Pseudoscalar

From Wikipedia, the free encyclopedia

In mathematics and physics, a pseudoscalar is a quantity that behaves more or less like a scalar, except that it transforms oddly under the action of a discrete group. Typically, the discrete group is the parity operation on three-dimensional space, and pseudoscalars change sign under a parity inversion. The notation used in geometric algebra provides a mathematically cleaner, less ambiguous notation for the concept, as compared to the traditional physics notation. The prototypical example of a pseudoscalar is the scalar triple product.

A pseudoscalar, when multiplied by an ordinary vector, becomes a pseudovector or axial vector; a similar construction creates the pseudotensor.
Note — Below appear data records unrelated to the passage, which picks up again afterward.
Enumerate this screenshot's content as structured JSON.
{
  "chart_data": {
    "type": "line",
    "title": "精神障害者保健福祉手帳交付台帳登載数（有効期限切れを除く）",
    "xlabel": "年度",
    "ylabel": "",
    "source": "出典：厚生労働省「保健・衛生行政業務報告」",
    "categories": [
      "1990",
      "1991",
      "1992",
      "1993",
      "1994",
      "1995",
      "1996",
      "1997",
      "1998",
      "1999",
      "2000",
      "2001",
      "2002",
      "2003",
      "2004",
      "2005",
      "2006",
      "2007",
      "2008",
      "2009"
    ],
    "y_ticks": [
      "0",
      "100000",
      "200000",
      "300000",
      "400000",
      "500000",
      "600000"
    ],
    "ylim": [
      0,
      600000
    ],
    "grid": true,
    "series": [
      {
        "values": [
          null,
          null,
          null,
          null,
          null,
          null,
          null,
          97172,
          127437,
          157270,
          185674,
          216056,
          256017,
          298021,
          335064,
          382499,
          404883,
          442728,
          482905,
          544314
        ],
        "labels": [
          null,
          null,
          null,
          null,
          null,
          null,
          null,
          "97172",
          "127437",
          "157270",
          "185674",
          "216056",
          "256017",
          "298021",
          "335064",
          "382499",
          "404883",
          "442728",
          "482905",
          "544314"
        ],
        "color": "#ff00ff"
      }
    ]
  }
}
[edit] Pseudoscalars in physics

In physics, a pseudoscalar denotes a physical quantity analogous to a scalar. Both are physical quantities which assume a single value which is invariant under proper rotations. However, under the parity transformation, pseudoscalars flip their signs while scalars do not.

One of the most powerful ideas in physics is that physical laws do not change when one changes the coordinate system used to describe these laws. The fact that a pseudoscalar reverses its sign when the coordinate axes are inverted suggests that it is not the best way to describe the physical quantity it is referring to. This is in fact the case. In 3-space, the dual of a pseudoscalar is equal to a constant times the 3-dimensional Levi-Civita pseudotensor (or "permutation" pseudotensor). The Levi-Civita pseudotensor is a completely skew-symmetric pseudotensor of rank 3. Since the dual of the pseudoscalar is the product of two "pseudo-quantities" it can be seen that the resulting tensor is a true tensor, and does not change sign upon an inversion of axes. The situation is similar to the situation for pseudovectors and skew-symmetric tensors of rank 2. The dual of a pseudovector is a skew-symmetric tensors of rank 2 (and vice versa). It is the tensor and not the pseudovector which is the representation of the physical quantity which is invariant to a coordinate inversion, while the pseudovector is not invariant.
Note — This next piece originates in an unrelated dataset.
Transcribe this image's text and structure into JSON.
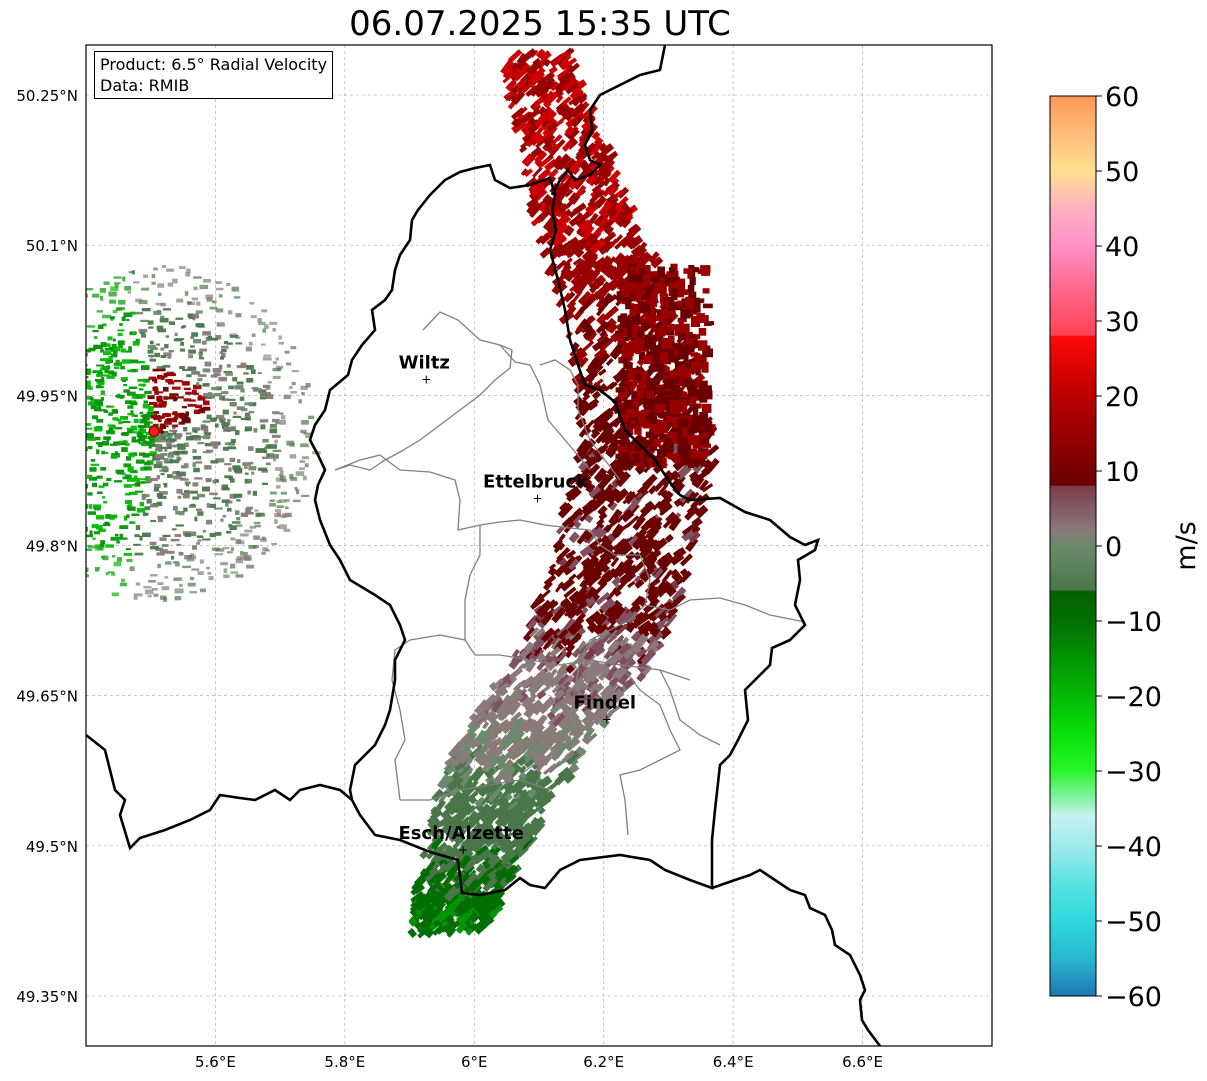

The situation can be extended to any dimension. Generally in an N-dimensional space the dual of an rank n tensor (where n is less than or equal to N/2) will be a skew-symmetric pseudotensor of rank N-n and vice versa. In particular, in the four-dimensional spacetime of special relativity, a pseudoscalar is the dual of a fourth rank tensor which is proportional to the four-dimensional Levi-Civita pseudotensor.

[edit] Examples

• the magnetic charge (as it is mathematically defined, regardless of whether it exists physically)

• the pion, the charged particle that mediates nuclear forces. Most mesons are pseudoscalars. Curiously, the pion forms an isospin triplet; the current associated with the pion is an axial vector, known as the axial vector current.
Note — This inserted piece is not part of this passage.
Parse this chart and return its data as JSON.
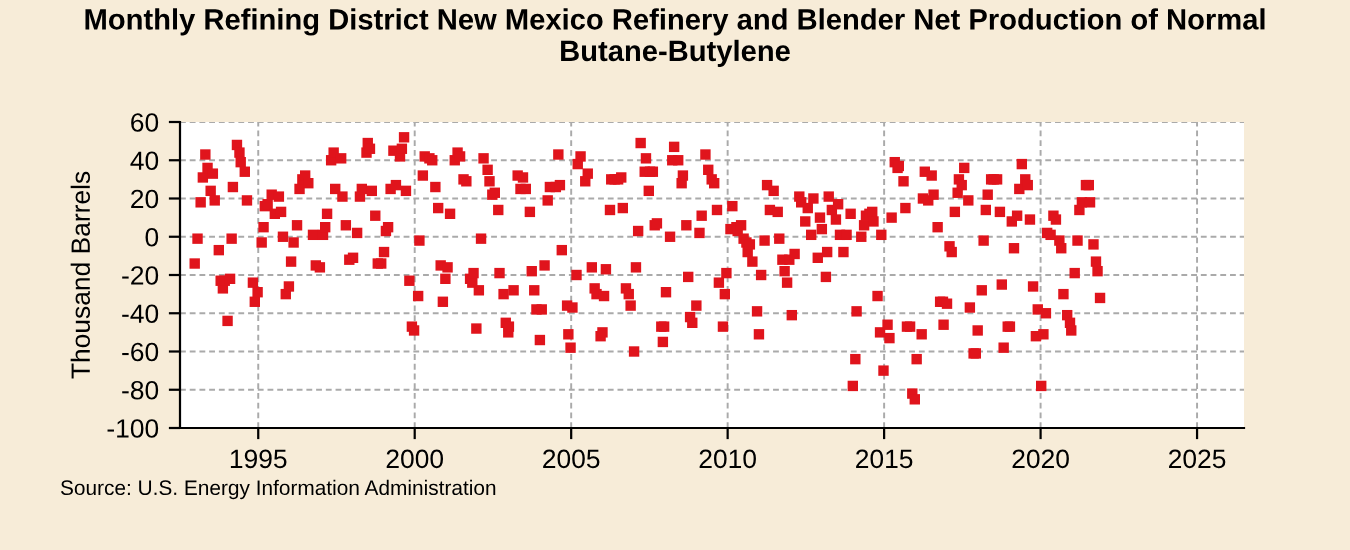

[edit] Pseudoscalars in geometric algebra

A pseudoscalar in a geometric algebra is the highest-grade basis element of the algebra. For example, in two dimensions there are two basis vectors, e₁, e₂ and the highest-grade basis element is e₁e₂ = e₁₂.

This element squares to −1 and commutes with all elements — behaving therefore like the imaginary scalar i in the complex numbers. It is these scalar-like properties which give rise to its name.

Pseudoscalars in geometric algebra correspond to the pseudoscalars in physics. Indeed, the language of the geometric algebra provides for a cleaner notation for the concept of the pseudoscalar than does the traditional physics notation; this is one of the claimed strengths of the geometric algebra notation.